Jugando con la vida aparece lo mejor de lo que yace en nuestro interior, y se puede explorar el universo como si fuera tan nuevo y sorprendente como es.

8. Pedir perdón si hacemos daño

Durante nuestro curso, y porque estamos aprendiendo, es inevitable equivocarnos. Y es inevitable que algunos de esos errores puedan hacer daño a otros. Para seguir aprendiendo, es imprescindible hacernos responsables de lo que hacemos, pensamos y decimos.

Y, por supuesto, parte de ese hacerse responsable es disculparse si hacemos daño a alguien, incluso sin quererlo. Solo los tiranos y los autoritarios no se disculpan. Es parte del aprendizaje enfrentarse con los tiranos, tanto internos como externos.

9. No enfadarse cuando algo no sale bien

En la escuela de lo cotidiano, lo primero que aprendemos, aunque no siempre seamos conscientes de ello, es que solo se aprende de los errores. Animarnos a cometer errores es marcar la diferencia entre un recorrido mediocre y sin sorpresas o una escolaridad llena de luz y descubrimientos. Es necesario hacer las cosas, aun para equivocarse y volver a intentarlo, pidiendo ayuda, si es necesario, con toda la humildad de la que seamos capaces.
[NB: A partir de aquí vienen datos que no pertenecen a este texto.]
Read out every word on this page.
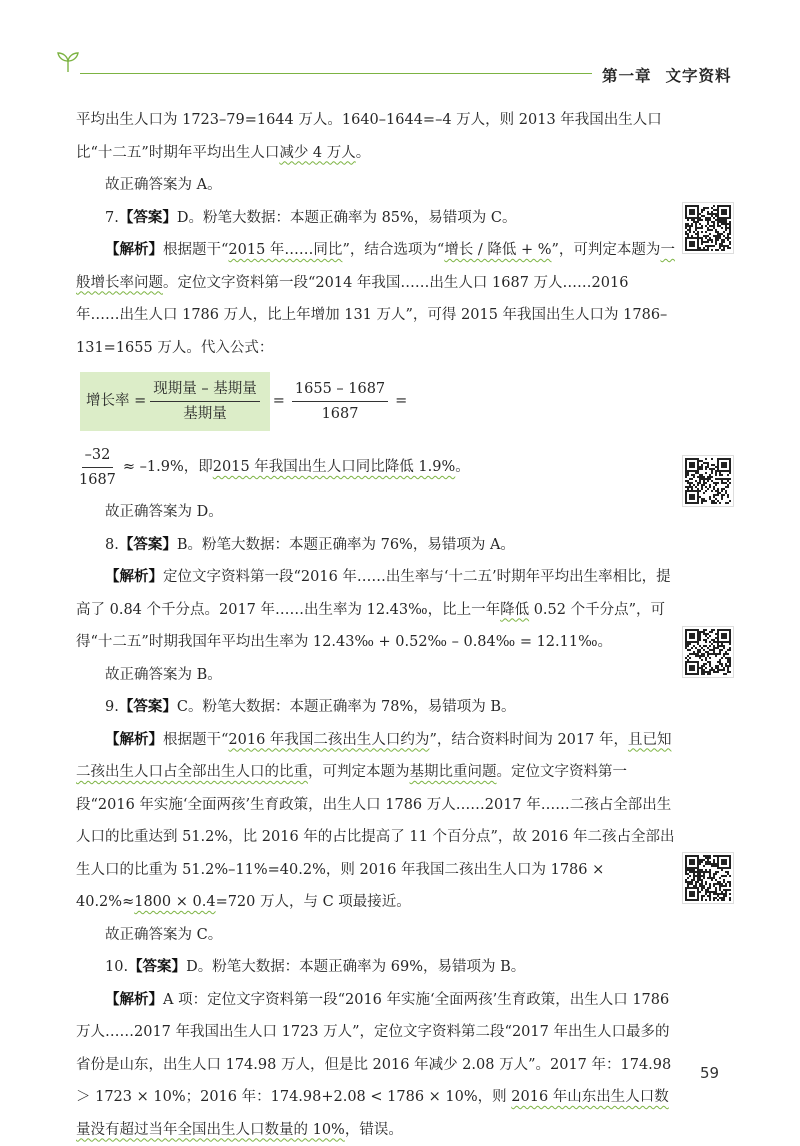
第一章 文字资料

平均出生人口为 1723–79=1644 万人。1640–1644=–4 万人，则 2013 年我国出生人口比“十二五”时期年平均出生人口减少 4 万人。

故正确答案为 A。

7.【答案】D。粉笔大数据：本题正确率为 85%，易错项为 C。

【解析】根据题干“2015 年……同比”，结合选项为“增长 / 降低 + %”，可判定本题为一般增长率问题。定位文字资料第一段“2014 年我国……出生人口 1687 万人……2016 年……出生人口 1786 万人，比上年增加 131 万人”，可得 2015 年我国出生人口为 1786–131=1655 万人。代入公式：

增长率 = $\frac{\text{现期量 – 基期量}}{\text{基期量}} = \frac{1655 - 1687}{1687}$ =
$\frac{-32}{1687} \approx -1.9\%$，即 2015 年我国出生人口同比降低 1.9% 。

故正确答案为 D。

8.【答案】B。粉笔大数据：本题正确率为 76%，易错项为 A。

【解析】定位文字资料第一段“2016 年……出生率与‘十二五’时期年平均出生率相比，提高了 0.84 个千分点。2017 年……出生率为 12.43‰，比上一年降低 0.52 个千分点”，可得“十二五”时期我国年平均出生率为 12.43‰ + 0.52‰ – 0.84‰ = 12.11‰。

故正确答案为 B。

9.【答案】C。粉笔大数据：本题正确率为 78%，易错项为 B。

【解析】根据题干“2016 年我国二孩出生人口约为”，结合资料时间为 2017 年，且已知二孩出生人口占全部出生人口的比重，可判定本题为基期比重问题。定位文字资料第一段“2016 年实施‘全面两孩’生育政策，出生人口 1786 万人……2017 年……二孩占全部出生人口的比重达到 51.2%，比 2016 年的占比提高了 11 个百分点”，故 2016 年二孩占全部出生人口的比重为 51.2%–11%=40.2%，则 2016 年我国二孩出生人口为 1786 × 40.2%≈1800 × 0.4=720 万人，与 C 项最接近。

故正确答案为 C。

10.【答案】D。粉笔大数据：本题正确率为 69%，易错项为 B。

【解析】A 项：定位文字资料第一段“2016 年实施‘全面两孩’生育政策，出生人口 1786 万人……2017 年我国出生人口 1723 万人”，定位文字资料第二段“2017 年出生人口最多的省份是山东，出生人口 174.98 万人，但是比 2016 年减少 2.08 万人”。2017 年：174.98 ＞ 1723 × 10%；2016 年：174.98+2.08 < 1786 × 10%，则 2016 年山东出生人口数量没有超过当年全国出生人口数量的 10%，错误。

59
10. Venir con ganas de aprender

He conocido a demasiada gente que transita por la vida privilegiando los resultados y, sobre todo, la gloria y el aplauso que otros conceden a los que más consiguen. El buen alumno es aquel que valora más su progreso que los resultados, aquel que se satisface plenamente con lo que aprende sin necesidad de ufanarse de ello frente a los demás.

La educación no es una serie de aprendizajes definitivos sino una búsqueda permanente sobre temas que se encadenan. Hay que dotar a los individuos de capacidades y no de conocimientos estereotipados y puntuales. Esta escuela no premia al que mejor repite los puntos de vista ajenos sino al que se anima a explorar la vida con una actitud abierta, alerta y reflexiva.

Esa es la garantía de un buen aprendizaje y también el pasaporte a una juventud eterna, dado que no es cierto que por fuerza dejamos de aprender cuando envejecemos, pero sí lo es que por fuerza envejecemos cuando dejamos de aprender.